Everybody kept on telling Jeannie that she could afford to wait a year before making a decision about whether she should go or stay. Meanwhile, snide remarks bounced around Togethersville like, “They’re coddled in this program. If they were Air Force, they’d have thirty days to get out and nobody would ever have heard of them.” From tough former Air Force wives, “Bitterness, of course, is a part of grief…but people are supposed to get over it after a while.”

The men were even worse. Deke claimed that “Elliot See flew like an old woman,” and that’s why he crashed the plane and got himself and Charlie killed. Nevertheless, Marilyn See stuck it out through a year of dirty looks and hushed silences. It was Jeannie Bassett who first decided to get the hell out of Togethersville. As she put it, “When you’re in the program, you’re
in in in
. Then something happens and you’re out. I don’t want to hang around and be the big happy fifth wheel.” She packed up and headed off to San Francisco. Besides, as
Life
quoted Jeannie, “My daughter has two great dreams. One is to meet the Monkees, the other is to have a new father.” Actually, ten-year-old Karen wanted her old daddy back. Without knowing it, Jeannie was moving into the teeth of the 1960s, the Summer of Love just around the corner. The wives gave her a coffee before she left—and the gift of a golden whistle with the message: “If you need us, whistle.”

  

The Apollo program seemed to be beyond any individual’s control. The space program was going corporate. Gus didn’t get the same sort of input into the design of his capsule that he’d had with the Gusmobile. NASA was still determined to get a man on the Moon before the decade was out.
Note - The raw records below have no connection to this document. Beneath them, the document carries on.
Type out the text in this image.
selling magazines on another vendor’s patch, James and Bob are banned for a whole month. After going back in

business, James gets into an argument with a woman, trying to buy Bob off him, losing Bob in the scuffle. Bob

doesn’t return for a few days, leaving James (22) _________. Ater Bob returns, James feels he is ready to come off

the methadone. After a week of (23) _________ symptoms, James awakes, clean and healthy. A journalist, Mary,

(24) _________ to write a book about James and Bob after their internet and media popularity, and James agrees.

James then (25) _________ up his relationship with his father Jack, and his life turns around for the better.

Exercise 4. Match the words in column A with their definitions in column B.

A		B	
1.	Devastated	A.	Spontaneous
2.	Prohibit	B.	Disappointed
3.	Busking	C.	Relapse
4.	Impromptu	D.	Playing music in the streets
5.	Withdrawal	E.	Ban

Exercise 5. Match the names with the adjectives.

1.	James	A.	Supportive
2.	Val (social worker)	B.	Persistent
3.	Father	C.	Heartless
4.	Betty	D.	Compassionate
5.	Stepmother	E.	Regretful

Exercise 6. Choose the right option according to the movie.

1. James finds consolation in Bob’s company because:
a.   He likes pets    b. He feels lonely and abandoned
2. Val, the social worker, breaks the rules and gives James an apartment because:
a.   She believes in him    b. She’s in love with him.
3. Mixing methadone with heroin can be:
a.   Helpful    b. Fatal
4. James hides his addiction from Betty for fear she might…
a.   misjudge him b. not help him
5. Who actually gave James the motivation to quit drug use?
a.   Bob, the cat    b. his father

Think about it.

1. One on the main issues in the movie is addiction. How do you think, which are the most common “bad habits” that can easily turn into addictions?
One of the workers at the NASA contractor North American Aviation, which was building the Apollo capsule, told Gus the deadlines were so draconian, they’d ship the spacecraft “ready or not.” No one was listening to Gus’s complaint—not only was the Apollo ship not a Corvette, it was worse than a Volkswagen.

Coming into the kitchen one morning before he left for the Cape, Gus held up a giant Texas lemon he’d picked from the tree in their front yard.

“What are you going to do with that lemon?” asked Betty.

“I’m going to hang it on that spacecraft,” said Gus, kissing her good-bye. Considering the slapdash way he thought North American was assembling his ship, he figured that’s what it was.

A lemon.

After he left, Betty considered the situation. Gus was down in the dumps. There was no humor in his voice, which just wasn’t like him. He liked to be havin’ “a ball,” but he made no effort to hide his disapproval of Apollo 1.

There was some good news. His upcoming Apollo 1 mission would only be testing the new lunar spacecraft in orbit, but soon enough, he’d also be going on another Apollo mission, the one that really counted. Gus had told Betty that Deke, who was now in charge of flight assignments, had tapped ole Gus to be the first man to land on the Moon.

On the Cape’s Launch Pad 34, the lemon was perched on top of the giant Saturn IB rocket, a 141-foot behemoth that in a month’s time, on February 21, 1967, was scheduled to take off with 1.6 million pounds of explosive liquid oxygen thrust. Betty didn’t know exactly what about that capsule worried him, since she always told him not to bother her with the technical details, just tell her as much as she needed to know.